Ultimately your insight is analyzing a dataset. Using an analogy in Excel, this would be like the rows you choose to include using the filter feature. All of the filter types except measure attribute filters affect which rows are included in the dataset analyzed by the Insight. When working in Insight designer, the insight page filters limit the data set for the purpose of viewing within Insight designer or exporting your data. However, when an insight is placed on a dashboard, these insight page filters will be superseded by a dashboard page filter using the same attribute. If the dashboard page filter is set to “All”, your insight will render using rows with All (any) values for that attribute, negating your insight page filter.
If the dashboard page does not include a filter for the attribute you have selected in the insight page filters, your insight will render as you expect. Or, on a specific dashboard with a dashboard page filter that overrides your Insight page filter, you can still use Insight Properties to disable the dashboard page filter for this insight as if the dashboard page filter did not exist.
In the Dashboard Builder, if the insight is placed on a dashboard and the Insight Properties are used to add an insight properties filter with the same attribute, the selected values will ultimately control which attribute values define the rows analyzed by your insight, superseding the dashboard page filter and the insight page filters you originally specified.
Keep in mind that once your insight is saved from Insight Designer and available to be placed on any dashboard, you cannot control whether a future dashboard page will use a page filter or Insight Properties that can change your insight results. A dashboard builder can modify your insight on any page using insight properties filters, and control whether a dashboard viewer can change vailable dashboard page filters to modify what your insight shows on a dashboard.
Using measure attribute filters on a measure limits the data that will be counted in that measure no matter what. When this kind of insight is placed on a dashboard, neither the dashboard page filters nor the insight properties filters will expand the rows included in that measure. The dashboard page filters or insight properties filters can reduce the rows measured to a subset of the attribute values originally built into the measure attribute filter.
The first step to building and saving your insights is to determine what style of dashboard page it is intended to support. Some dashboards are very specific to tell a particular story to the viewer without exposing any filters. Some dashboards may be expose lots of dashboard page filters to allow the viewer to slice and dice and see the results of different filter combinations. When you save an insight, use a naming convention that will help identify its purpose.

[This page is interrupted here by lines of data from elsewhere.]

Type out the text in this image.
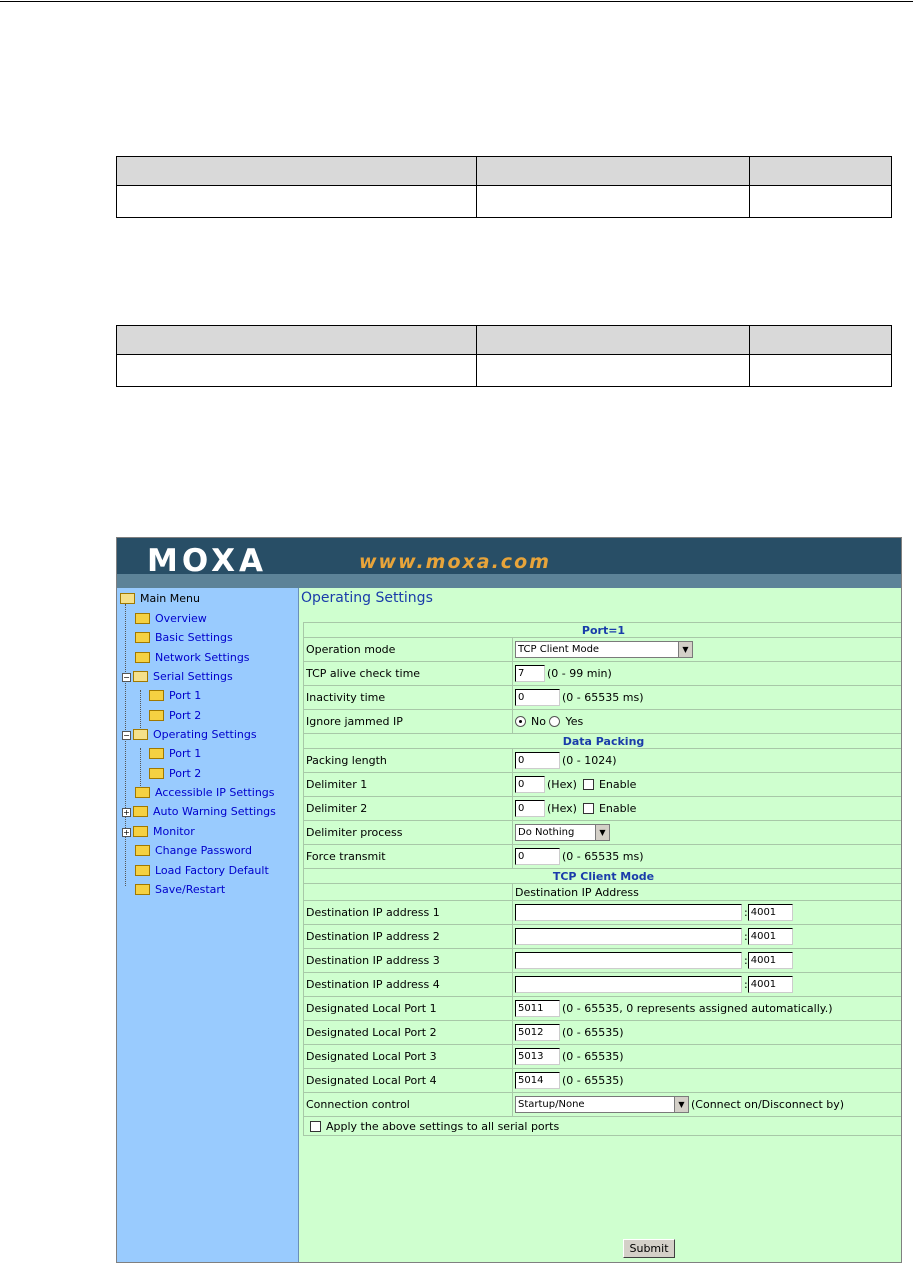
MOXA	www.moxa.com
Main Menu
Overview
Basic Settings
Network Settings
− Serial Settings
Port 1
Port 2
− Operating Settings
Port 1
Port 2
Accessible IP Settings
+ Auto Warning Settings
+ Monitor
Change Password
Load Factory Default
Save/Restart
Operating Settings
Port=1	
Operation mode	TCP Client Mode ▼

TCP alive check time	7 (0 - 99 min)
Inactivity time	0 (0 - 65535 ms)
Ignore jammed IP	No Yes
Data Packing	
Packing length	0 (0 - 1024)
Delimiter 1	0 (Hex) Enable
Delimiter 2	0 (Hex) Enable
Delimiter process	Do Nothing ▼

Force transmit	0 (0 - 65535 ms)
TCP Client Mode	
	Destination IP Address
Destination IP address 1	: 4001
Destination IP address 2	: 4001
Destination IP address 3	: 4001
Destination IP address 4	: 4001
Designated Local Port 1	5011 (0 - 65535, 0 represents assigned automatically.)
Designated Local Port 2	5012 (0 - 65535)
Designated Local Port 3	5013 (0 - 65535)
Designated Local Port 4	5014 (0 - 65535)
Connection control	Startup/None ▼ (Connect on/Disconnect by)
Apply the above settings to all serial ports	
Submit
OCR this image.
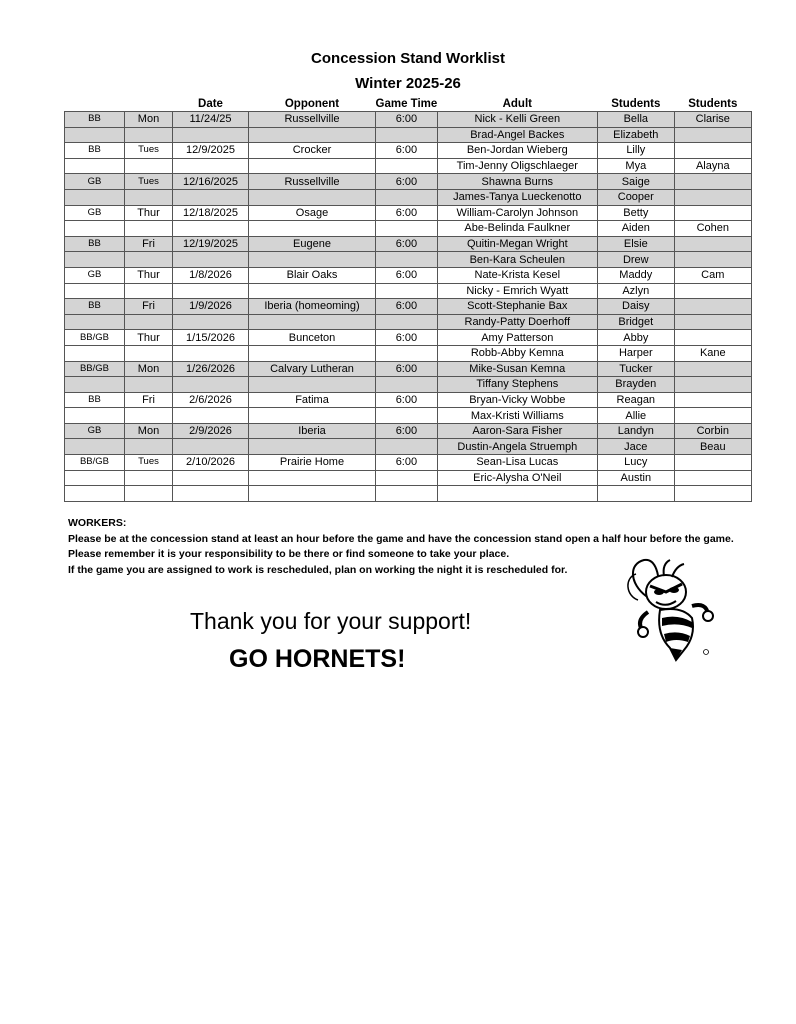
Concession Stand Worklist
Winter 2025-26
		Date	Opponent	Game Time	Adult	Students	Students
BB	Mon	11/24/25	Russellville	6:00	Nick - Kelli Green	Bella	Clarise
					Brad-Angel Backes	Elizabeth	
BB	Tues	12/9/2025	Crocker	6:00	Ben-Jordan Wieberg	Lilly	
					Tim-Jenny Oligschlaeger	Mya	Alayna
GB	Tues	12/16/2025	Russellville	6:00	Shawna Burns	Saige	
					James-Tanya Lueckenotto	Cooper	
GB	Thur	12/18/2025	Osage	6:00	William-Carolyn Johnson	Betty	
					Abe-Belinda Faulkner	Aiden	Cohen
BB	Fri	12/19/2025	Eugene	6:00	Quitin-Megan Wright	Elsie	
					Ben-Kara Scheulen	Drew	
GB	Thur	1/8/2026	Blair Oaks	6:00	Nate-Krista Kesel	Maddy	Cam
					Nicky - Emrich Wyatt	Azlyn	
BB	Fri	1/9/2026	Iberia (homeoming)	6:00	Scott-Stephanie Bax	Daisy	
					Randy-Patty Doerhoff	Bridget	
BB/GB	Thur	1/15/2026	Bunceton	6:00	Amy Patterson	Abby	
					Robb-Abby Kemna	Harper	Kane
BB/GB	Mon	1/26/2026	Calvary Lutheran	6:00	Mike-Susan Kemna	Tucker	
					Tiffany Stephens	Brayden	
BB	Fri	2/6/2026	Fatima	6:00	Bryan-Vicky Wobbe	Reagan	
					Max-Kristi Williams	Allie	
GB	Mon	2/9/2026	Iberia	6:00	Aaron-Sara Fisher	Landyn	Corbin
					Dustin-Angela Struemph	Jace	Beau
BB/GB	Tues	2/10/2026	Prairie Home	6:00	Sean-Lisa Lucas	Lucy	
					Eric-Alysha O'Neil	Austin	

WORKERS:

Please be at the concession stand at least an hour before the game and have the concession stand open a half hour before the game.

Please remember it is your responsibility to be there or find someone to take your place.

If the game you are assigned to work is rescheduled, plan on working the night it is rescheduled for.

Thank you for your support!
GO HORNETS!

Let's use a specific dashboard example:
How you plan to name your insight should give you an indication of how to design the filters.
For example, extracurricular involvement by gender.

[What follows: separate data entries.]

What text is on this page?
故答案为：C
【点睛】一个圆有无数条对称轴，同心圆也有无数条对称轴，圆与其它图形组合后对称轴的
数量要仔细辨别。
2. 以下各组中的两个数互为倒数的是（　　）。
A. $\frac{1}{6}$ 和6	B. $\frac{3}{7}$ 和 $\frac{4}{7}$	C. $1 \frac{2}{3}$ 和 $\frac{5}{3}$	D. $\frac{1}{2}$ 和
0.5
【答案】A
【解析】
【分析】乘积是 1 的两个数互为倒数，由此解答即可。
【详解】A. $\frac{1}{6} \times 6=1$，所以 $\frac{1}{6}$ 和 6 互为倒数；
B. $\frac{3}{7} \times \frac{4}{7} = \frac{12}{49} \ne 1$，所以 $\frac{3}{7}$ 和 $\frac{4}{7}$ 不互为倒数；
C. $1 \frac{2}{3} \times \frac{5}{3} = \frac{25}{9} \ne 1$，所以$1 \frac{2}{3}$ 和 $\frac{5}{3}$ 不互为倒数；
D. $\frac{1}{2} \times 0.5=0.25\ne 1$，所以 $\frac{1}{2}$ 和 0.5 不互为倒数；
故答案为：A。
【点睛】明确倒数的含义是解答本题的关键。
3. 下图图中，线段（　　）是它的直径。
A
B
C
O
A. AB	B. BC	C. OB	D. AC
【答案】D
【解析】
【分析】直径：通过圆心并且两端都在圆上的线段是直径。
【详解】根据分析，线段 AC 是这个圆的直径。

My definition of extracurricular involvement is “section enrollments for Athletics and Activities”. I will choose to use Offering type as a measure attribute filter on section enrollments so that I am sure the integrity of my insight name will remain ‘extracurricular involvement’.

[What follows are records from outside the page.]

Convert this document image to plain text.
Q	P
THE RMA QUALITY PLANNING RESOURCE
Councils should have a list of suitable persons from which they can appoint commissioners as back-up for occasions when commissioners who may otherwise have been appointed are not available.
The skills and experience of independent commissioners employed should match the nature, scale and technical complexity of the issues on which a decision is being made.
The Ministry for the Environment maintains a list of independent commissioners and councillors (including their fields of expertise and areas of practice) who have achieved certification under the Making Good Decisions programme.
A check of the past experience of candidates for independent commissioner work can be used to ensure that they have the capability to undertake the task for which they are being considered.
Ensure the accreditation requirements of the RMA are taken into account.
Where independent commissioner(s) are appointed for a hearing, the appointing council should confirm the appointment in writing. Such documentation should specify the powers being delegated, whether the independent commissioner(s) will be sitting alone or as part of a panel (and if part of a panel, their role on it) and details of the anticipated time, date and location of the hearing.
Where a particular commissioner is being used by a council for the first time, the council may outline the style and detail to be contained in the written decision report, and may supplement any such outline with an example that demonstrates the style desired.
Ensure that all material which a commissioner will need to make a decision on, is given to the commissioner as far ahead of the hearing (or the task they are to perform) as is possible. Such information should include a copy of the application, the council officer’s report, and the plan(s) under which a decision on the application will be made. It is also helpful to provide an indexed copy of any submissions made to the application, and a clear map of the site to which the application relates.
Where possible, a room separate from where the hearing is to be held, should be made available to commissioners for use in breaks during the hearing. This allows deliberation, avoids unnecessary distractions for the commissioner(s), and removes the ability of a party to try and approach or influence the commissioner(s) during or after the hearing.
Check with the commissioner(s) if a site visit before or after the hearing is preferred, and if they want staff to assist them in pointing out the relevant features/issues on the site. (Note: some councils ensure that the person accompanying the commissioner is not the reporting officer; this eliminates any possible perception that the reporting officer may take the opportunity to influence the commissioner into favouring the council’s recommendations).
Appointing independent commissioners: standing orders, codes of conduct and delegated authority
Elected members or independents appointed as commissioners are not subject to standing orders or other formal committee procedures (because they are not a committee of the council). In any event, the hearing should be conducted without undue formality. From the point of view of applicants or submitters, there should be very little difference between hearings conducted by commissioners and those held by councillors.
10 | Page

Conversely, if I create “Group enrollment by Gender”, then this insight could be used along with a dashboard page filters or insight properties filter to create different visualizations for each of Academics (which courses students of different genders choose) versus Athletics (team participation), or Activities (clubs, etc). This insight gives the dashboard builder and/or the dashboard viewer more flexibility in reusing this insight to analyze overall enrollment of various types at the school.
Other ways a saved insight can be reused for more flexibility:
The component ‘by gender’ likely drives the shape of the visualization you choose based on what looks good and the scale of the number of values (a short list of 2 or 3 values for gender for example). However, when an Insight is placed on a page, a dashboard builder can use the Insight properties to override the attribute used as a row, segment or trend in your insight. For example, the attribute Gender can be swapped with 'Boarding or Day', or 'Is child of faculty' on a line graph or pie chart. Consider that swapping to something like ‘Zip code’ or ‘Section’ might not work because there will be a larger number of values or segments, which probably requires a different visualization like a bar chart or tabular view.
This insight could be named generically as “Group enrollments by demographic” reminding you that several different demographic attributes could be used.